Knisely had also asked Blackard, the friend, what he thought about the plea agreements’ recommendation that Cobos be screened for a special treatment court for military offenders, noting the notable circumstance that a veteran had killed another veteran. Blackard, also a veteran, said he thought most veterans viewed killings the same, regardless of the victim’s military status.

In court Thursday, defense attorney Robert Stephens had recommended seven years with three suspended. (The plea agreement called for Stephens to recommend 10 years, with seven suspended.)

A pre-sentence investigation report had recommended a 20-year commitment to the DOC, according to an objection to the report filed by defense attorneys. The report also stated that Cobos “gave no indication of remorse or discomfort caused to the victims,” the defense’s objection says.

“This kind of detention is what is warranted when a life is taken,” the judge said.

Family members of Kirby, including his widow and one of his sons, gave emotional testimony.

Rashelle Kirby, the victim’s wife, said her husband was missed at holidays and family occasions. She no longer has him to confide in. She’s not angry, she said, but she is hurting.

“Jose, you had asked that we do not throw your life away as trash,” Rashelle Kirby said. “You are not trash. And I do not wish harm to you," she said, before saying something inaudibly. "But I might ask you to consider Mark’s life. As careless as you were that morning, and then proceeded to lie so bluntly to me, accusing my husband as he laid innocently on the driveway and could not speak for himself. And then you followed with lying to our neighbors. ‘We’re just having some Halloween fun.’ That’s what you said.”

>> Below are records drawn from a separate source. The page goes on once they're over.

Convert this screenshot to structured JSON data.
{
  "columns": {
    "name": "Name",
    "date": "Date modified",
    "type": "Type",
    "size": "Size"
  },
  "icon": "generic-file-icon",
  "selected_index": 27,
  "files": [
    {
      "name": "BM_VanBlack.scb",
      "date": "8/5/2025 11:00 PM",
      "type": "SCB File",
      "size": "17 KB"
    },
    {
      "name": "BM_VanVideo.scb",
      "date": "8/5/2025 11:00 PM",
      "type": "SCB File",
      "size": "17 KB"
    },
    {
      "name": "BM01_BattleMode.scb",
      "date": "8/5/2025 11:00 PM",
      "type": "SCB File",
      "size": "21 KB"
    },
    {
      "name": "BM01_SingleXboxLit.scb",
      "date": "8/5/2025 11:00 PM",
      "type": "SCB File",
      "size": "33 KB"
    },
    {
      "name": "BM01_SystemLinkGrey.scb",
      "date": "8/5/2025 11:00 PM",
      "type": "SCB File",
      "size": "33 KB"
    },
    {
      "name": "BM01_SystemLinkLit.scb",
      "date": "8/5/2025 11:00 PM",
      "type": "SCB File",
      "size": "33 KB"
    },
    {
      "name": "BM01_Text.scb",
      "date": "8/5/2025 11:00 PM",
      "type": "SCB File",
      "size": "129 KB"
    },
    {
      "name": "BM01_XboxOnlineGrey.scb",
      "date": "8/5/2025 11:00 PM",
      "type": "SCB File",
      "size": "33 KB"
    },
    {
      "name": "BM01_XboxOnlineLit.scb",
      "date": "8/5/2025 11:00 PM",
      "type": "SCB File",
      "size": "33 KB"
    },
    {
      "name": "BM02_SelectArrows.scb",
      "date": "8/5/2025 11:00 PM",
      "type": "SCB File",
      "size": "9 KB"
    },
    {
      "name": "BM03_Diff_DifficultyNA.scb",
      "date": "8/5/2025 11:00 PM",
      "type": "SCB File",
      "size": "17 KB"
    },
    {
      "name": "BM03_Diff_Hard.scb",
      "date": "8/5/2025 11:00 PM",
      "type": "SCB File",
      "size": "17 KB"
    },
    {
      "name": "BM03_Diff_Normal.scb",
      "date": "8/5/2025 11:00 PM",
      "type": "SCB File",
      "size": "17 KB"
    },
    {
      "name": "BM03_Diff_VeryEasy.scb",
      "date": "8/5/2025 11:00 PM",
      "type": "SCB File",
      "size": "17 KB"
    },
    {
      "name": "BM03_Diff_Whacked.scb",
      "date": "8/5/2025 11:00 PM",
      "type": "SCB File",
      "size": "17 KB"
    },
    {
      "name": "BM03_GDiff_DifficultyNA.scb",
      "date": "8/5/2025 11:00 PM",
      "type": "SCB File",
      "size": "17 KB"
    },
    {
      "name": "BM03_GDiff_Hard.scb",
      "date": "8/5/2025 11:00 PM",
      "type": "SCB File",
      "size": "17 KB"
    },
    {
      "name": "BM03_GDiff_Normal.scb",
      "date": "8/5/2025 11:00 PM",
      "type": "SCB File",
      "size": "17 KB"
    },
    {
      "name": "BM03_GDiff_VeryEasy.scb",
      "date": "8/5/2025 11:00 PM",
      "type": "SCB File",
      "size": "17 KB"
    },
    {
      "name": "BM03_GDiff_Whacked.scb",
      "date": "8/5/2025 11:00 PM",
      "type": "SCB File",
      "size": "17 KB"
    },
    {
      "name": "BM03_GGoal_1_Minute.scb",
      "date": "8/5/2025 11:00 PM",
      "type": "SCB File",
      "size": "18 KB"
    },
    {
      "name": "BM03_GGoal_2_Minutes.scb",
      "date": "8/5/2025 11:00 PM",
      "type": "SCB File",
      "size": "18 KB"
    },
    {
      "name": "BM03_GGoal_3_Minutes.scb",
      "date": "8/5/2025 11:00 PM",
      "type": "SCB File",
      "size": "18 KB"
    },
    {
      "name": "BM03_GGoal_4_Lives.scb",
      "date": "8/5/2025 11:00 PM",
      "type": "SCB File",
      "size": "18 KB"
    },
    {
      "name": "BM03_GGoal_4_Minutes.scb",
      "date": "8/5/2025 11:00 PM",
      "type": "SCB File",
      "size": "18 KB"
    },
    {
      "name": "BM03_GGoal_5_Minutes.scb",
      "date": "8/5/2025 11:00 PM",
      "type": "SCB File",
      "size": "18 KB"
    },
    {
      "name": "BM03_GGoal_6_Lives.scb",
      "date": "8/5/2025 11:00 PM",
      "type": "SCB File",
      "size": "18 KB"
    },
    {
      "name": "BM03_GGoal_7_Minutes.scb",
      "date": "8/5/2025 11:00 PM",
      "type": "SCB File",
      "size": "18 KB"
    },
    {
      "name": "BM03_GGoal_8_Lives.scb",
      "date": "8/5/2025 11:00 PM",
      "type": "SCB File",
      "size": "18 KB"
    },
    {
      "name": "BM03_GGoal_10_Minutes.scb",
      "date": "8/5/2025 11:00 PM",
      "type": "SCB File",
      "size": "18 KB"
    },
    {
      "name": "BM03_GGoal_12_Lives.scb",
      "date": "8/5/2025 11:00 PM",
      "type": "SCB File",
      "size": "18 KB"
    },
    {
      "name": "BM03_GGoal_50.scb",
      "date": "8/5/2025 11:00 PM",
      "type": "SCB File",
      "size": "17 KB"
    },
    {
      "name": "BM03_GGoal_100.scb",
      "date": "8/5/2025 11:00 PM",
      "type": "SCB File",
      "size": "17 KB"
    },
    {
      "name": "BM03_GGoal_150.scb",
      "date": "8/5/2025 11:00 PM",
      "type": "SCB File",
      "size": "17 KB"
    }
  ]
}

Cobos also spoke, apologizing directly to the family in the room.

“I just want them to know that every day I wake up and the first thoughts are of Mark and his family,” Cobos said. “And I have prayed; I have asked God for forgiveness.”

Cobos said that until the sentencing hearing, he did not know Kirby had a daughter and another son, aware only of one of Kirby’s sons.

Zink, the prosecutor, pressed Cobos about his obligation to tell the truth, saying he took too long to accept responsibility for Kirby’s killing.

“For well over a year, did you not persist in the argument that he attacked you and you acted in self-defense?” Zink asked.

When the defense objected, Zink said Cobos had “spent nearly 20 minutes talking about his (military) awards,” and that questioning him on his initial claims of self-defense was in order. But when asked, Cobos said he was having a difficult time answering the question.

“There’s a lot of people in the courtroom having a difficult time,” Zink said. “Most of them have the last name Kirby.”